Guidance: This is an instruction-only assistant that will read/write a local state file (income_database.json) and perform multi-platform research (public pages or via whatever browsing/scraping tool your agent has). It does not request environment variables or install code, which reduces direct risk. Before using: (1) confirm where income_database.json will be stored and whether that location is acceptable for storing financial data; (2) do not paste platform credentials into the skill unless you trust the owner—if the agent asks for logins, prefer using platform APIs with scoped tokens or perform research manually; (3) be aware it may collect public data from third-party sites—check those sites' terms of service if you plan automated scraping; (4) because the skill lacks a homepage or known owner, consider running it in a limited/isolated environment until you’re comfortable with its behavior.

Review Dimensions

Purpose & Capability: okThe name/description (autonomous money-making assistant) aligns with the SKILL.md: phases cover discovery, evaluation, competitor analysis, reporting, and state persistence. All declared capabilities are coherent with that purpose.

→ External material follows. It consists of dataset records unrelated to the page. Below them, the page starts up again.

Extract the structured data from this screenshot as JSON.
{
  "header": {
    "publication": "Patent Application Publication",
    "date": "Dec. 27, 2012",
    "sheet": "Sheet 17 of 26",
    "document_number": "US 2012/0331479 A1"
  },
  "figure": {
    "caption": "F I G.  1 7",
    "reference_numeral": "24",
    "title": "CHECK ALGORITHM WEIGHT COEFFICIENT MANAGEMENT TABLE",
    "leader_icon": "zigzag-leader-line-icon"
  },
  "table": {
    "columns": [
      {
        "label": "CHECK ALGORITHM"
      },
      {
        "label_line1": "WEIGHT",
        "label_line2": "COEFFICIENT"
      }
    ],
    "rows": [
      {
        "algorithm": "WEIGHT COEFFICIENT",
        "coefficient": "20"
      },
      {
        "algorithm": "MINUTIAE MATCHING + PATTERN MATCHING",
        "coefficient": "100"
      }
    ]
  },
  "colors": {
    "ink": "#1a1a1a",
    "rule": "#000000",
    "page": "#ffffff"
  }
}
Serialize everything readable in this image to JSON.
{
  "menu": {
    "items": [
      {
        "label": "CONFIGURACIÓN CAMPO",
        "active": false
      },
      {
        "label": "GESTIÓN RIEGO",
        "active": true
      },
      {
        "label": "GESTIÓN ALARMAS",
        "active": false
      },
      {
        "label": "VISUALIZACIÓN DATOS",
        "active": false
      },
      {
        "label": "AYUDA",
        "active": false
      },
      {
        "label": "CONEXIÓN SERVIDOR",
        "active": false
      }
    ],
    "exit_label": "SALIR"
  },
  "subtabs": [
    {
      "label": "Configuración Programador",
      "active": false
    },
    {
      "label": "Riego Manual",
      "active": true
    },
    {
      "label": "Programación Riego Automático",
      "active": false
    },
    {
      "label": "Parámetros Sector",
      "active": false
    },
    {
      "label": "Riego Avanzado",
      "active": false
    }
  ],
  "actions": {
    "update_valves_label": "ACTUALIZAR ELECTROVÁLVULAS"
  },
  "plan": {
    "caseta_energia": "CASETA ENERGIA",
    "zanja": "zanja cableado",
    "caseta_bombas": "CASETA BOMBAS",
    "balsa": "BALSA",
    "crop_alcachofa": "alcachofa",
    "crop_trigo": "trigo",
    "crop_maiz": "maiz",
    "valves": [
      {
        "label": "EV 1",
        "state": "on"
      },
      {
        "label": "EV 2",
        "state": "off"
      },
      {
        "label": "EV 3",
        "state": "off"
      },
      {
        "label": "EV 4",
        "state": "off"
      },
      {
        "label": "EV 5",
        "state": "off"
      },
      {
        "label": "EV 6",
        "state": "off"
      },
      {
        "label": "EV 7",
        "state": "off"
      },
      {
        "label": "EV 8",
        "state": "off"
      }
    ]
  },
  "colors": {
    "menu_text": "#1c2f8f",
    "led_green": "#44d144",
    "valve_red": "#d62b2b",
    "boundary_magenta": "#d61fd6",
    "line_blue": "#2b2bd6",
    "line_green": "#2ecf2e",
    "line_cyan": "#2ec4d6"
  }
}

Instruction Scope: noteThe instructions ask the agent to read/write a local file (income_database.json), use memory_store/recall, load historical reports, and perform multi-platform research (Zhihu, Xiaohongshu, Upwork, ClawHub). This is consistent with the purpose but broad: it implies web scraping/browsing across external sites and persistent local storage. The skill does not provide details about how web access is performed (authenticated vs. public), nor does it specify rate-limiting or TOS compliance—these are operational concerns the user should be aware of.
Install Mechanism: okThere is no install spec and no code files; it's a prompt-only skill. This minimizes disk writes and third-party package risk.
Credentials: noteThe skill requests no environment variables or credentials, which is proportionate. However, many of the targeted platforms (Upwork, some content platforms) may require logins for full access; the skill doesn't request them explicitly, so it may either operate only on public data or prompt for credentials at runtime. Be cautious about supplying platform credentials.
Persistence & Privilege: okalways is false and autonomous invocation is allowed (default). The skill instructs the agent to persist state to income_database.json and memory_store, which is appropriate for its tracking purpose and does not imply elevated system privileges or modification of other skills' configs.